Ribka menjelaskan, pemerintah memahami bahwa pemusnahan barang-barang tertentu yang berasal dari satwa dilindungi merupakan bagian dari penegakan aturan konservasi. Namun, ia menilai pelaksanaannya kali ini kurang memperhatikan aspek sosial, budaya, dan kearifan lokal masyarakat Papua.
“Kami tahu ada aturan pemusnahan, tapi kurang sosialisasi dan pengawasan. Tujuannya baik, tetapi caranya tidak elok. Akibatnya, masyarakat merasa dicederai,” ujarnya tegas.
Menanggapi komunikasi tersebut, Menhut Raja Juli Antoni segera menyampaikan permohonan maaf secara terbuka kepada masyarakat Papua atas tindakan pembakaran mahkota Cenderawasih yang dilakukan oleh aparat teknis di bawah Kementerian Kehutanan (Kemenhut).
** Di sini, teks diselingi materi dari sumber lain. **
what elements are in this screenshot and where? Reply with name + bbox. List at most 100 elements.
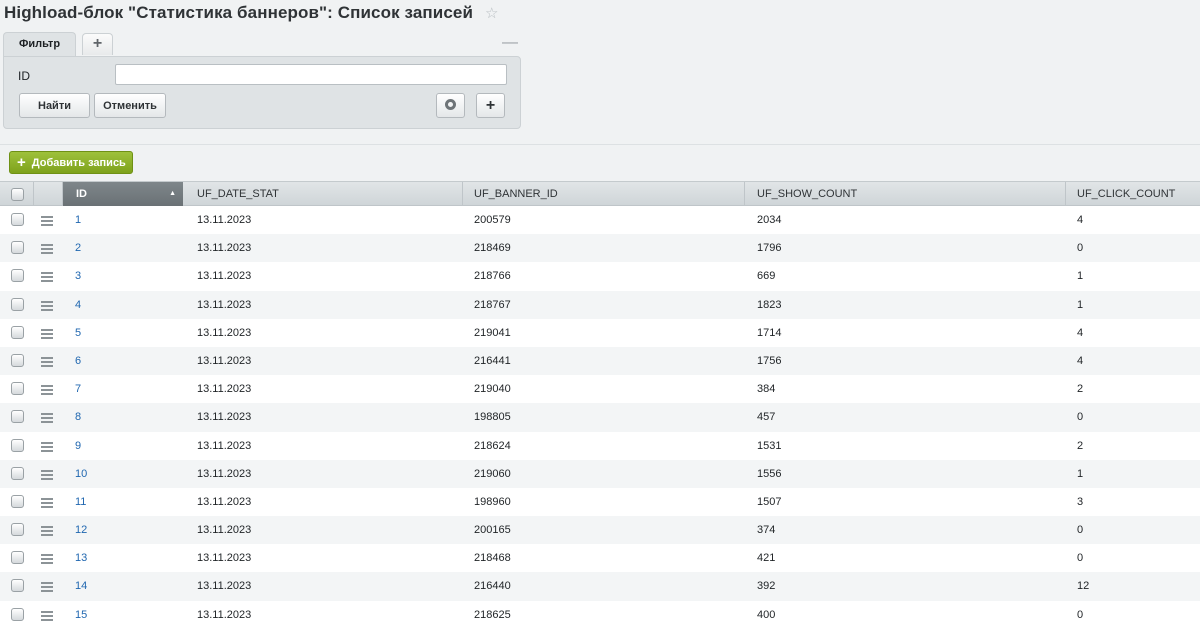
cell-id[interactable]: 6 (75, 347, 81, 375)
table-row[interactable]: 12 13.11.2023 200165 374 0 (0, 516, 1200, 545)
cell-id[interactable]: 2 (75, 234, 81, 262)
row-menu-icon[interactable] (41, 441, 53, 454)
row-checkbox[interactable] (11, 523, 24, 537)
cell-id[interactable]: 7 (75, 375, 81, 403)
cell-uf-date-stat: 13.11.2023 (197, 552, 252, 565)
page-title: Highload-блок "Статистика баннеров": Спи… (4, 3, 473, 22)
column-header-uf-date-stat[interactable]: UF_DATE_STAT (197, 182, 457, 206)
grid-body: 1 13.11.2023 200579 2034 4 2 13.11.2023 218469 1… (0, 206, 1200, 628)
column-header-uf-show-count[interactable]: UF_SHOW_COUNT (757, 182, 1057, 206)
filter-id-input[interactable] (115, 64, 507, 85)
row-menu-icon[interactable] (41, 356, 53, 369)
row-menu-icon[interactable] (41, 497, 53, 510)
cell-uf-banner-id: 198960 (474, 495, 511, 508)
table-row[interactable]: 10 13.11.2023 219060 1556 1 (0, 459, 1200, 488)
cell-id[interactable]: 12 (75, 516, 87, 544)
cell-id[interactable]: 1 (75, 206, 81, 234)
table-row[interactable]: 2 13.11.2023 218469 1796 0 (0, 234, 1200, 263)
data-grid: ID ▲ UF_DATE_STAT UF_BANNER_ID UF_SHOW_C… (0, 181, 1200, 628)
row-menu-icon[interactable] (41, 272, 53, 284)
row-menu-icon[interactable] (41, 582, 53, 594)
cell-id[interactable]: 9 (75, 432, 81, 460)
cell-uf-click-count: 0 (1077, 552, 1084, 565)
cell-uf-banner-id: 218767 (474, 298, 511, 311)
cell-id[interactable]: 14 (75, 572, 87, 600)
row-checkbox[interactable] (11, 410, 24, 424)
filter-field-label: ID (18, 69, 30, 83)
cell-uf-click-count: 0 (1077, 524, 1084, 537)
cell-id[interactable]: 13 (75, 544, 87, 572)
row-menu-icon[interactable] (41, 526, 53, 538)
row-menu-icon[interactable] (41, 216, 53, 228)
row-checkbox[interactable] (11, 297, 24, 311)
cell-id[interactable]: 11 (75, 488, 86, 516)
row-checkbox[interactable] (11, 353, 24, 367)
row-checkbox[interactable] (11, 213, 24, 226)
cell-uf-click-count: 1 (1077, 270, 1084, 283)
row-checkbox[interactable] (11, 551, 24, 565)
cell-id[interactable]: 5 (75, 319, 81, 347)
table-row[interactable]: 7 13.11.2023 219040 384 2 (0, 375, 1200, 404)
add-filter-field-button[interactable]: + (476, 93, 505, 118)
cell-uf-date-stat: 13.11.2023 (197, 214, 252, 226)
table-row[interactable]: 5 13.11.2023 219041 1714 4 (0, 318, 1200, 347)
table-row[interactable]: 15 13.11.2023 218625 400 0 (0, 600, 1200, 628)
select-all-checkbox[interactable] (11, 188, 24, 201)
cell-uf-date-stat: 13.11.2023 (197, 467, 252, 480)
row-checkbox[interactable] (11, 438, 24, 452)
cell-uf-date-stat: 13.11.2023 (197, 580, 252, 593)
row-checkbox[interactable] (11, 607, 24, 621)
row-menu-icon[interactable] (41, 469, 53, 482)
column-header-uf-click-count[interactable]: UF_CLICK_COUNT (1077, 182, 1200, 206)
row-menu-icon[interactable] (41, 610, 53, 623)
cell-uf-show-count: 457 (757, 411, 776, 424)
row-checkbox[interactable] (11, 382, 24, 396)
cell-id[interactable]: 15 (75, 601, 87, 628)
row-menu-icon[interactable] (41, 244, 53, 256)
table-row[interactable]: 3 13.11.2023 218766 669 1 (0, 262, 1200, 291)
cell-id[interactable]: 8 (75, 403, 81, 431)
cell-uf-show-count: 421 (757, 552, 776, 565)
row-menu-icon[interactable] (41, 554, 53, 566)
cell-id[interactable]: 3 (75, 262, 81, 290)
cell-uf-show-count: 2034 (757, 214, 782, 226)
filter-collapse-icon[interactable]: — (502, 35, 518, 51)
cell-uf-click-count: 0 (1077, 242, 1084, 255)
row-menu-icon[interactable] (41, 328, 53, 341)
table-row[interactable]: 9 13.11.2023 218624 1531 2 (0, 431, 1200, 460)
table-row[interactable]: 1 13.11.2023 200579 2034 4 (0, 206, 1200, 235)
cancel-button[interactable]: Отменить (94, 93, 166, 118)
table-row[interactable]: 4 13.11.2023 218767 1823 1 (0, 290, 1200, 319)
filter-settings-button[interactable] (436, 93, 465, 118)
cell-uf-date-stat: 13.11.2023 (197, 524, 252, 537)
column-header-id[interactable]: ID ▲ (63, 182, 183, 206)
tab-filter[interactable]: Фильтр (3, 32, 77, 56)
cell-uf-banner-id: 218468 (474, 552, 511, 565)
row-menu-icon[interactable] (41, 413, 53, 425)
column-divider (462, 182, 463, 206)
table-row[interactable]: 6 13.11.2023 216441 1756 4 (0, 346, 1200, 376)
row-checkbox[interactable] (11, 579, 24, 593)
row-checkbox[interactable] (11, 494, 24, 508)
cell-uf-banner-id: 216441 (474, 354, 511, 367)
column-header-uf-banner-id[interactable]: UF_BANNER_ID (474, 182, 734, 206)
cell-id[interactable]: 10 (75, 460, 87, 488)
cell-id[interactable]: 4 (75, 291, 81, 319)
row-checkbox[interactable] (11, 325, 24, 339)
add-filter-tab-button[interactable]: + (82, 33, 114, 55)
add-record-button[interactable]: + Добавить запись (9, 151, 133, 174)
row-checkbox[interactable] (11, 241, 24, 255)
table-row[interactable]: 11 13.11.2023 198960 1507 3 (0, 487, 1200, 517)
find-button[interactable]: Найти (19, 93, 90, 118)
table-row[interactable]: 14 13.11.2023 216440 392 12 (0, 572, 1200, 601)
table-row[interactable]: 8 13.11.2023 198805 457 0 (0, 403, 1200, 432)
cell-uf-banner-id: 219040 (474, 383, 511, 396)
star-icon[interactable]: ☆ (485, 4, 498, 22)
row-menu-icon[interactable] (41, 300, 53, 313)
table-row[interactable]: 13 13.11.2023 218468 421 0 (0, 544, 1200, 573)
cell-uf-date-stat: 13.11.2023 (197, 495, 252, 508)
cell-uf-show-count: 384 (757, 383, 776, 396)
row-checkbox[interactable] (11, 466, 24, 480)
row-checkbox[interactable] (11, 269, 24, 283)
row-menu-icon[interactable] (41, 385, 53, 397)
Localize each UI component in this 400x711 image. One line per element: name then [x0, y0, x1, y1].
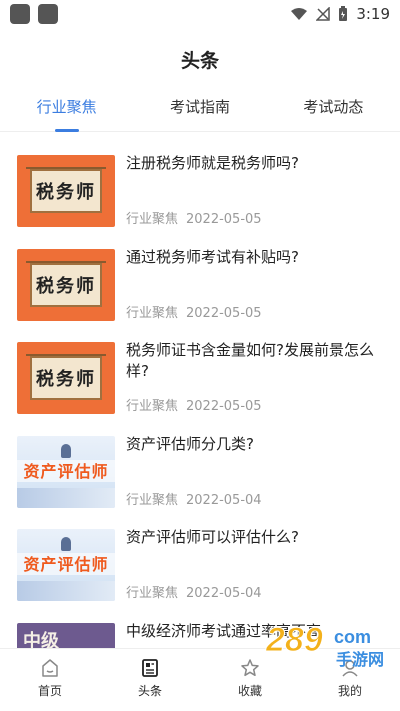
thumbnail-text: 资产评估师 [23, 461, 109, 481]
signboard: 税务师 [26, 354, 106, 400]
article-category: 行业聚焦 [126, 586, 179, 601]
article-date: 2022-05-05 [186, 305, 262, 321]
thumbnail-text: 中级 [23, 630, 59, 649]
bottom-tab-bar: 首页 头条 收藏 我的 [0, 648, 400, 711]
article-title: 资产评估师分几类? [126, 434, 254, 453]
page-title: 头条 [180, 50, 219, 72]
thumbnail-floor [17, 581, 115, 601]
article-title: 税务师证书含金量如何?发展前景怎么样? [126, 341, 374, 380]
tab-exam-guide[interactable]: 考试指南 [133, 90, 266, 131]
list-item[interactable]: 中级 中级经济师考试通过率高不高 [0, 601, 400, 649]
notification-icon [38, 4, 58, 24]
article-category: 行业聚焦 [126, 305, 179, 321]
article-title: 资产评估师可以评估什么? [126, 528, 299, 546]
list-item[interactable]: 税务师 注册税务师就是税务师吗? 行业聚焦 2022-05-05 [0, 133, 400, 227]
article-thumbnail: 税务师 [17, 155, 115, 227]
article-title: 通过税务师考试有补贴吗? [126, 247, 299, 266]
article-category: 行业聚焦 [126, 492, 179, 508]
no-signal-icon [316, 7, 331, 21]
article-category: 行业聚焦 [126, 399, 179, 414]
list-item[interactable]: 税务师 税务师证书含金量如何?发展前景怎么样? 行业聚焦 2022-05-05 [0, 320, 400, 414]
person-figure [61, 537, 71, 551]
tab-label: 考试指南 [169, 98, 230, 116]
headlines-icon [142, 659, 158, 677]
tabbar-item-profile[interactable]: 我的 [300, 649, 400, 711]
tabbar-item-home[interactable]: 首页 [0, 649, 100, 711]
tabbar-item-headlines[interactable]: 头条 [100, 649, 200, 711]
tab-label: 考试动态 [303, 98, 364, 116]
notification-icon [10, 4, 30, 24]
article-date: 2022-05-05 [186, 399, 262, 414]
tabbar-label: 首页 [37, 684, 62, 698]
category-tabs: 行业聚焦 考试指南 考试动态 [0, 90, 400, 132]
home-icon [42, 659, 58, 677]
user-icon [342, 660, 358, 677]
tabbar-label: 收藏 [237, 684, 262, 698]
article-date: 2022-05-05 [186, 212, 262, 227]
article-thumbnail: 税务师 [17, 248, 115, 321]
article-thumbnail: 资产评估师 [17, 435, 115, 508]
article-thumbnail: 资产评估师 [17, 529, 115, 601]
list-item[interactable]: 税务师 通过税务师考试有补贴吗? 行业聚焦 2022-05-05 [0, 227, 400, 321]
article-thumbnail: 税务师 [17, 342, 115, 414]
tab-active-indicator [54, 129, 79, 132]
article-date: 2022-05-04 [186, 586, 262, 601]
wifi-icon [291, 8, 308, 20]
article-title: 注册税务师就是税务师吗? [126, 154, 299, 172]
list-item[interactable]: 资产评估师 资产评估师可以评估什么? 行业聚焦 2022-05-04 [0, 507, 400, 601]
status-bar: 3:19 [0, 0, 400, 28]
tab-industry-focus[interactable]: 行业聚焦 [0, 90, 133, 132]
article-date: 2022-05-04 [186, 492, 262, 508]
tabbar-label: 我的 [337, 684, 362, 698]
thumbnail-text: 资产评估师 [23, 555, 109, 574]
person-figure [61, 443, 71, 458]
battery-icon [339, 6, 348, 21]
signboard: 税务师 [26, 260, 106, 307]
thumbnail-text: 税务师 [36, 275, 96, 297]
tabbar-item-favorites[interactable]: 收藏 [200, 649, 300, 711]
signboard: 税务师 [26, 167, 106, 213]
status-time: 3:19 [356, 5, 390, 23]
thumbnail-floor [17, 487, 115, 508]
thumbnail-text: 税务师 [36, 182, 96, 203]
article-title: 中级经济师考试通过率高不高 [126, 621, 322, 640]
article-category: 行业聚焦 [126, 212, 179, 227]
tabbar-label: 头条 [137, 684, 162, 698]
tab-exam-news[interactable]: 考试动态 [267, 90, 400, 131]
list-item[interactable]: 资产评估师 资产评估师分几类? 行业聚焦 2022-05-04 [0, 414, 400, 508]
article-thumbnail: 中级 [17, 622, 115, 649]
thumbnail-text: 税务师 [36, 369, 96, 390]
article-list: 税务师 注册税务师就是税务师吗? 行业聚焦 2022-05-05 税务师 通过税务… [0, 133, 400, 648]
star-icon [241, 659, 259, 677]
tab-label: 行业聚焦 [36, 98, 97, 116]
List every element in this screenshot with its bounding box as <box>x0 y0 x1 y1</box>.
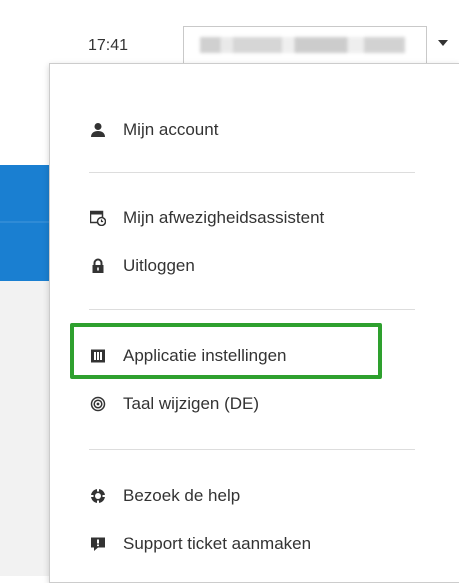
top-bar: 17:41 <box>0 0 459 64</box>
menu-item-support-ticket[interactable]: Support ticket aanmaken <box>90 530 311 558</box>
highlight-box <box>70 323 382 379</box>
menu-item-taal-wijzigen[interactable]: Taal wijzigen (DE) <box>90 390 259 418</box>
menu-item-bezoek-de-help[interactable]: Bezoek de help <box>90 482 240 510</box>
menu-item-label: Mijn afwezigheidsassistent <box>123 208 325 227</box>
user-icon <box>90 122 106 138</box>
menu-separator <box>89 309 415 310</box>
user-name-blurred <box>200 37 405 53</box>
menu-item-label: Uitloggen <box>123 256 195 275</box>
menu-item-label: Bezoek de help <box>123 486 241 505</box>
lock-icon <box>90 258 106 274</box>
menu-item-label: Mijn account <box>123 120 219 139</box>
clock-time: 17:41 <box>88 37 129 54</box>
menu-separator <box>89 172 415 173</box>
help-life-ring-icon <box>90 488 106 504</box>
caret-down-icon[interactable] <box>438 40 448 46</box>
calendar-clock-icon <box>90 210 106 226</box>
menu-item-afwezigheidsassistent[interactable]: Mijn afwezigheidsassistent <box>90 204 324 232</box>
menu-item-mijn-account[interactable]: Mijn account <box>90 116 218 144</box>
menu-item-label: Taal wijzigen (DE) <box>123 394 260 413</box>
user-menu-toggle[interactable] <box>183 26 427 64</box>
menu-separator <box>89 449 415 450</box>
menu-item-uitloggen[interactable]: Uitloggen <box>90 252 195 280</box>
support-ticket-icon <box>90 536 106 552</box>
menu-item-label: Support ticket aanmaken <box>123 534 312 553</box>
target-icon <box>90 396 106 412</box>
Langkah cepat dan sikap terbuka tersebut diapresiasi oleh Ribka, yang menilai respons Menhut menunjukkan tanggung jawab moral dan politik terhadap masyarakat serta menjadi bentuk komitmen untuk melakukan evaluasi agar kejadian serupa tidak terulang kembali.
“Saya memberikan apresiasi karena persoalan ini langsung direspons oleh Pak Menteri. Ada komitmen dan keseriusan untuk menjadikan kejadian ini sebagai evaluasi agar tidak terulang kembali,” kata Ribka.